Notably, they found that eating fresh or minimally processed foods like fruits, vegetables, beans, rice, pasta, eggs, meat, fish and milk, were associated with lower risks for overall cancer and breast cancer. A 10% increase in dietary proportion of unprocessed foods correlated with a 9% lower risk for overall cancer (HR = 0.91; 95% CI, 0.87-0.95; P < .001) and a 58% lower risk for breast cancer (HR = 0.42; 95% CI, 0.19-0.91; P = .03).

While strong conclusions about cause and effect cannot be drawn due to the observational nature of the study, the researchers concluded that these findings warrant further research to better understand the relative effects of different aspects of food processing. They also noted that policies “targeting product reformulation, taxation, and marketing restrictions on ultra-processed products and promotion of fresh or minimally processed foods may contribute to primary cancer prevention.”

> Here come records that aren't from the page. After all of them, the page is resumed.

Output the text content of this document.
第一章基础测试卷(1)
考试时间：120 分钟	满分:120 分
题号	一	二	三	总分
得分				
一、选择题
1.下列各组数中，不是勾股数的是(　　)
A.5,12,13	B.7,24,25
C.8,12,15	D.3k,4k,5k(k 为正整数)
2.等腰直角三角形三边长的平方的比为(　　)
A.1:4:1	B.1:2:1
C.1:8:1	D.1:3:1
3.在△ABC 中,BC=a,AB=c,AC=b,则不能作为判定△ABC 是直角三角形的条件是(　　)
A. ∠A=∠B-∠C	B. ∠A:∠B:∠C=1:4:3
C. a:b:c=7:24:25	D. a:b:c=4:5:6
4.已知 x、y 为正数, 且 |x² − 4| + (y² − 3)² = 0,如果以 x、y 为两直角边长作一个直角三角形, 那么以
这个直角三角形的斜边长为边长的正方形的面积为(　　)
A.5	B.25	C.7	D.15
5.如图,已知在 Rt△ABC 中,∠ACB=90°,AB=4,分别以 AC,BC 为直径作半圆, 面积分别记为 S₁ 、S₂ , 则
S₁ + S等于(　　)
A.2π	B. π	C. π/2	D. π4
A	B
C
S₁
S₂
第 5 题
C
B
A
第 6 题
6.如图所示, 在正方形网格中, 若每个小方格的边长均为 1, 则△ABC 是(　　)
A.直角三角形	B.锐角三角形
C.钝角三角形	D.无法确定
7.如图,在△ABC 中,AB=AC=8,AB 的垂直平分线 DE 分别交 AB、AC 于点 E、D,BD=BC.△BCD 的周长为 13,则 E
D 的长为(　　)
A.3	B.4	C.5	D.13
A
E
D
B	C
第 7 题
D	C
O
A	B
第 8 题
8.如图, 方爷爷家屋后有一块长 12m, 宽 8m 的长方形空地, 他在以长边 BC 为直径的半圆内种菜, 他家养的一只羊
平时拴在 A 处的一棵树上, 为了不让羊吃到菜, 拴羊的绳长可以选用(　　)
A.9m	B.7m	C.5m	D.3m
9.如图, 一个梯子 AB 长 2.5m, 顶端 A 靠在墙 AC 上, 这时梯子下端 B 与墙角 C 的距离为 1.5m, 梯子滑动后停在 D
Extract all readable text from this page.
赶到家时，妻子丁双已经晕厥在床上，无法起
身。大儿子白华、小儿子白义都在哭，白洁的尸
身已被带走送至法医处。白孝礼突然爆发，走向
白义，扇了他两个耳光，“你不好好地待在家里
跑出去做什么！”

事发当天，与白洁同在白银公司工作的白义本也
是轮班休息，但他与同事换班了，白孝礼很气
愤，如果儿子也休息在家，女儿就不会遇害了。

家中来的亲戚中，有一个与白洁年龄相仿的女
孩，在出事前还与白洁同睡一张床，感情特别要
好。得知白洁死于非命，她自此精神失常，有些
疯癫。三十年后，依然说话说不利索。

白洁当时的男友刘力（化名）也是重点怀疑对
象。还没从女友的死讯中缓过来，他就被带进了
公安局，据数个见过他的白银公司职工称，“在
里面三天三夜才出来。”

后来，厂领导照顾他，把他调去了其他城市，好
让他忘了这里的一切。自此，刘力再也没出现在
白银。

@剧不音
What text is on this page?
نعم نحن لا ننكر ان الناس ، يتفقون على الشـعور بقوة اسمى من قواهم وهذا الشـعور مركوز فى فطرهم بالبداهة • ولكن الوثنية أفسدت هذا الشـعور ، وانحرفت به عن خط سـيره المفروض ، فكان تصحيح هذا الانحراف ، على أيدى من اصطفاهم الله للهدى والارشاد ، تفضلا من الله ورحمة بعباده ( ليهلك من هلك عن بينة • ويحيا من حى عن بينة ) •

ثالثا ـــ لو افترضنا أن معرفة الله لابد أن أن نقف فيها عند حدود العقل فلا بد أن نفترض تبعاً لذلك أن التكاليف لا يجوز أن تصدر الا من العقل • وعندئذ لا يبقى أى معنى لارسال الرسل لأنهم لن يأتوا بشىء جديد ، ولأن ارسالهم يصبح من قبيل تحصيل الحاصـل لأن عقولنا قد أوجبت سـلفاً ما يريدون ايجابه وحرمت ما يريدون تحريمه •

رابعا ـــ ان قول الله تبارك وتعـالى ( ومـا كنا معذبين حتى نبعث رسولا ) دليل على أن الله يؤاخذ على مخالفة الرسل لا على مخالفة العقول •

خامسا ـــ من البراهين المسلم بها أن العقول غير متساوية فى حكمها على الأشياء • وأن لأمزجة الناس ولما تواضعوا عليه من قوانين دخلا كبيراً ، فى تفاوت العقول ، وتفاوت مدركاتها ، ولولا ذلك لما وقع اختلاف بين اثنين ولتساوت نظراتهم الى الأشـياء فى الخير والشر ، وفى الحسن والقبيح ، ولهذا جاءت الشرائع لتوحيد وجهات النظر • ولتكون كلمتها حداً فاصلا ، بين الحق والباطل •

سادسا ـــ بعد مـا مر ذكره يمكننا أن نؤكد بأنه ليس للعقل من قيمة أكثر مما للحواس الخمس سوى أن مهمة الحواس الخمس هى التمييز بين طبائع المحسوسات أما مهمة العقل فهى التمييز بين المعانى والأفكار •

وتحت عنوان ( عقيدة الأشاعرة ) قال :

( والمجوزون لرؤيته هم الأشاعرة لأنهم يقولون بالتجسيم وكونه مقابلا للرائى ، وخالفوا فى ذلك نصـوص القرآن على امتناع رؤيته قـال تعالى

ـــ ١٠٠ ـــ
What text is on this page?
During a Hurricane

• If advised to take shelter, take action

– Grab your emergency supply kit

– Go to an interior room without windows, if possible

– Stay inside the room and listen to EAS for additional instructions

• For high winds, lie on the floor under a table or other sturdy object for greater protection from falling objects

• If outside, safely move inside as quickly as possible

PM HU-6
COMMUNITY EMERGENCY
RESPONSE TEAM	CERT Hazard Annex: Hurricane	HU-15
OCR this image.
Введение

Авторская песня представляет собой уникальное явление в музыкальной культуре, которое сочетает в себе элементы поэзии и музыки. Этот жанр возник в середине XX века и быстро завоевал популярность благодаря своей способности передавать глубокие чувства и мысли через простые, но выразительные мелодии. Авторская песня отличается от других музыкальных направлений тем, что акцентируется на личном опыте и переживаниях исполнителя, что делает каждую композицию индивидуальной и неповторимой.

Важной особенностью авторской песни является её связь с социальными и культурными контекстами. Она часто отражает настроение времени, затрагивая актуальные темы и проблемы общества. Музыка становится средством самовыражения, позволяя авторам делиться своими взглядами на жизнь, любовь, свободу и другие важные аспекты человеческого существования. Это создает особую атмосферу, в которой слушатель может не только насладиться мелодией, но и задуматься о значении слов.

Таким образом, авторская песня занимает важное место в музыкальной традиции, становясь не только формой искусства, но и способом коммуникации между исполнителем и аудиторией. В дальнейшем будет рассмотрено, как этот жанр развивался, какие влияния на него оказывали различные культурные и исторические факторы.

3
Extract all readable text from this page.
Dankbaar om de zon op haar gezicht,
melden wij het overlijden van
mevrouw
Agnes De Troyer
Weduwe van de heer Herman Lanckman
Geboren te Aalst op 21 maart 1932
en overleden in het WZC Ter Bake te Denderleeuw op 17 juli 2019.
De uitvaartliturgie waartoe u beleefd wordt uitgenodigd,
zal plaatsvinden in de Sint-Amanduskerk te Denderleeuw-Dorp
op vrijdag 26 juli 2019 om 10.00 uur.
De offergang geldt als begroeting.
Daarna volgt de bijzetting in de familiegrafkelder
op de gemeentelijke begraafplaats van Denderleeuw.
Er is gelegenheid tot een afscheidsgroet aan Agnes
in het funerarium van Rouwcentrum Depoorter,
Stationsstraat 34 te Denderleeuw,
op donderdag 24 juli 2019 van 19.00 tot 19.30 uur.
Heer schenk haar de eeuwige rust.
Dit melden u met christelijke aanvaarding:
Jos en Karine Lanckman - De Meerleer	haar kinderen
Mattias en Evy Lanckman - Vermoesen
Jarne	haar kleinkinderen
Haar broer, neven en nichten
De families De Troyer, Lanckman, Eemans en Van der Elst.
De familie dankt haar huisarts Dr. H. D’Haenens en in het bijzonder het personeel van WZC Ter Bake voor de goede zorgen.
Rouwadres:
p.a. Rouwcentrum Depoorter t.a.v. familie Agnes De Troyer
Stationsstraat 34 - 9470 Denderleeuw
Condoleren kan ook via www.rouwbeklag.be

While the study provides “an initial insight into a possible link between ultra-processed food related exposures and cancer ... we are a long way from understanding the full implications of food processing for health and wellbeing,” Adriana Monge, MSc, MPH, and Martin Lajous, MD, MSc, of Mexico’s National Institute of Public Health, wrote in a related editorial. Given the challenges in identifying the specific elements in ultra-processed foods that may increase cancer risk, and the possibility of confounding factors not accounted for in the study, they emphasized that “care should be taken to transmit the strengths and limitations of this latest analysis to the general public.” – by Adam Leitenberger

Disclosures: The authors report no relevant financial disclosures. Monge and Lajous report they receive salary support from Bloomberg Philanthropies, and Lajous reports he has received a research grant from AstraZeneca.